Impact of Trump's Blockade on Venezuela's Oil Tankers Examined
United States President Donald Trump has intensified tensions with Venezuela by announcing a blockade on oil tankers associated with the country. Analysts from Kpler, a global data and analytics provider, suggest that this move is unlikely to significantly disrupt the global crude oil market.
Venezuela's current oil production stands at approximately 900,000 barrels per day, representing around 1% of the global oil supply. Of the 765,000 barrels exported daily, about 76% is directed towards China, primarily to independent refiners known as teapot refiners. This shift occurs as state-owned companies refrain from engaging in these shipments due to concerns over sanctions.
In the year 2025, the United States has imported roughly 17% of Venezuela's oil exports, a decrease from 35% in 2024, attributed to changes affecting Chevron’s export license. Other countries receiving Venezuelan oil include Cuba, Spain, and Italy, primarily under pre-existing agreements.
On Tuesday, President Trump declared a total blockade on sanctioned oil tankers travelling to and from Venezuela. This decision is part of the United States' efforts to intensify pressure on Nicolás Maduro's administration, which is perceived as heavily reliant on oil revenue.
While the specifics of how the blockade will be enforced remain ambiguous, President Trump has stated that thousands of troops and several warships, including an aircraft carrier, have already been deployed to the region. In a statement on Truth Social, he referred to the Venezuelan government as a 'FOREIGN TERRORIST ORGANIZATION' and outlined the rationale behind the blockade, citing issues such as terrorism and drug smuggling.
Experts from Kpler note that while this increased US pressure may introduce some geopolitical risk to Brent crude prices, it is not expected to alter overall market dynamics significantly. "Disruptions to Venezuelan oil supply primarily affect a limited number of buyers, and the global market is sufficiently robust to absorb any potential shortages stemming from US actions," Kpler reported.
The statement regarding the blockade of 'all sanctioned oil tankers' implies that shipments deemed legitimate, such as those under Chevron’s license to the United States, might continue without hindrance. This suggests that while Venezuelan supplies to sanctioned markets may face interruptions, shipments to the US could remain stable.
However, cargoes destined for China and Cuba could be more vulnerable to disruptions. Kpler's data indicates that Cuba imports approximately 28,000 barrels per day from Venezuela, with around 35% of that supply coming from Venezuelan sources. If Venezuelan oil supply becomes irregular, Cuba could experience immediate supply challenges. Nonetheless, Russian oil might serve as an alternative source to fill any gaps, despite ongoing US sanctions on Russian companies.
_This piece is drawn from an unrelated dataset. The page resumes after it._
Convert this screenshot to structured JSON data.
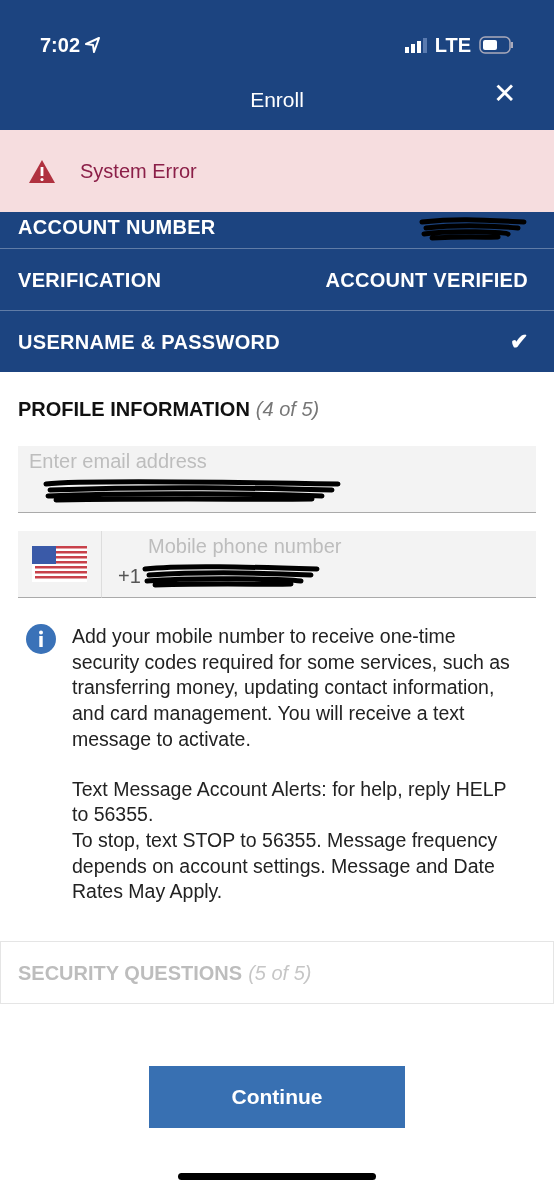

Chinese teapot refiners could experience significant repercussions due to their reliance on Venezuelan crude. Nevertheless, the impact of any blockade is expected to be mitigated by the substantial volumes of Venezuelan oil currently in transit and the steady supply from non-sanctioned producers such as Iran and Russia.
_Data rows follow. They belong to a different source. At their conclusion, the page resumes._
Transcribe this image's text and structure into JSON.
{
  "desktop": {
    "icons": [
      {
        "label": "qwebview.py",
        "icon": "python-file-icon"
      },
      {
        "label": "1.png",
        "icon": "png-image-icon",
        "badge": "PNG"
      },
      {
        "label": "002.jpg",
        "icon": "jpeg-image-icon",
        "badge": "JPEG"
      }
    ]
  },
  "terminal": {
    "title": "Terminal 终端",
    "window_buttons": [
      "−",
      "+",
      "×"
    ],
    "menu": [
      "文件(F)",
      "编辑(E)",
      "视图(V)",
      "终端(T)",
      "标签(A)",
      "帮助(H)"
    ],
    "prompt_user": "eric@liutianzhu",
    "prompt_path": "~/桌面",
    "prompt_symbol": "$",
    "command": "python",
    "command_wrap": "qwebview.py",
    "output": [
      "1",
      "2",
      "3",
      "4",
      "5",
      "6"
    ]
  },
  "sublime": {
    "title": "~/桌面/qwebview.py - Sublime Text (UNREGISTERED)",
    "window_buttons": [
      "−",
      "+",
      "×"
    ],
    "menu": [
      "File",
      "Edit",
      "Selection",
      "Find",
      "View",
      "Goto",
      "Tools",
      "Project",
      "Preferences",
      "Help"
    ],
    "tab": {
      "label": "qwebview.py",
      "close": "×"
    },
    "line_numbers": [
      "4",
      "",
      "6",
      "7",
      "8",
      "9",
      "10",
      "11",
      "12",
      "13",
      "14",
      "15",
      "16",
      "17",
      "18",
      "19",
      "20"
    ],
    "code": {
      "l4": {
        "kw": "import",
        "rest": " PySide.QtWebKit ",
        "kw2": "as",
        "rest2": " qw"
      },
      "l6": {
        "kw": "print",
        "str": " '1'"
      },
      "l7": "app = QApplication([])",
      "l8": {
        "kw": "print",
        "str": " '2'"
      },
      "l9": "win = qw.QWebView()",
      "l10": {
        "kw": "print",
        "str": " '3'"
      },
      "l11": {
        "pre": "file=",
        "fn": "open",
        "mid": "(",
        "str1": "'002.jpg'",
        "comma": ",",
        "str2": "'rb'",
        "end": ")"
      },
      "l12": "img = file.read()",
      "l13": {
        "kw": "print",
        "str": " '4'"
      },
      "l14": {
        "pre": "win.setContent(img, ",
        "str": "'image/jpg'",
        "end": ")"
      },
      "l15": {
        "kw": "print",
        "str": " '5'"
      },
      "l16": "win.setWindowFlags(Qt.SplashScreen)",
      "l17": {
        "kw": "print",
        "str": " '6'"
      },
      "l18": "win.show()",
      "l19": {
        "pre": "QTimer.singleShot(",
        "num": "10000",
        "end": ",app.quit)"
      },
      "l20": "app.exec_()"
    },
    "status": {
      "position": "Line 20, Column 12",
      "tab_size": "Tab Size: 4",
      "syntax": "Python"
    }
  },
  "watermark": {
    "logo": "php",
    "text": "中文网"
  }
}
Market sources indicate that Venezuelan Merey cargoes are trading at approximately $15 below the Intercontinental Exchange (ICE) Brent price for deliveries to China. Even after the US seized a Venezuelan oil tanker recently, attempts by sellers to increase prices have been thwarted by plentiful Iranian supplies and a notable decline in Russian oil prices in China.
Many Iranian heavy cargoes remain unsold, further limiting any potential price increases for Venezuelan oil in China. Both sanctioned and non-sanctioned oil markets are currently experiencing a significant surplus, reducing buyer sensitivity to geopolitical developments.
Recent data from Kpler reveals that the floating storage of crude oil from Iran, Venezuela, and Russia has reached 74 million barrels, marking the highest level since November 2022. This oversupply could further complicate the implications of the US blockade on Venezuela's oil exports.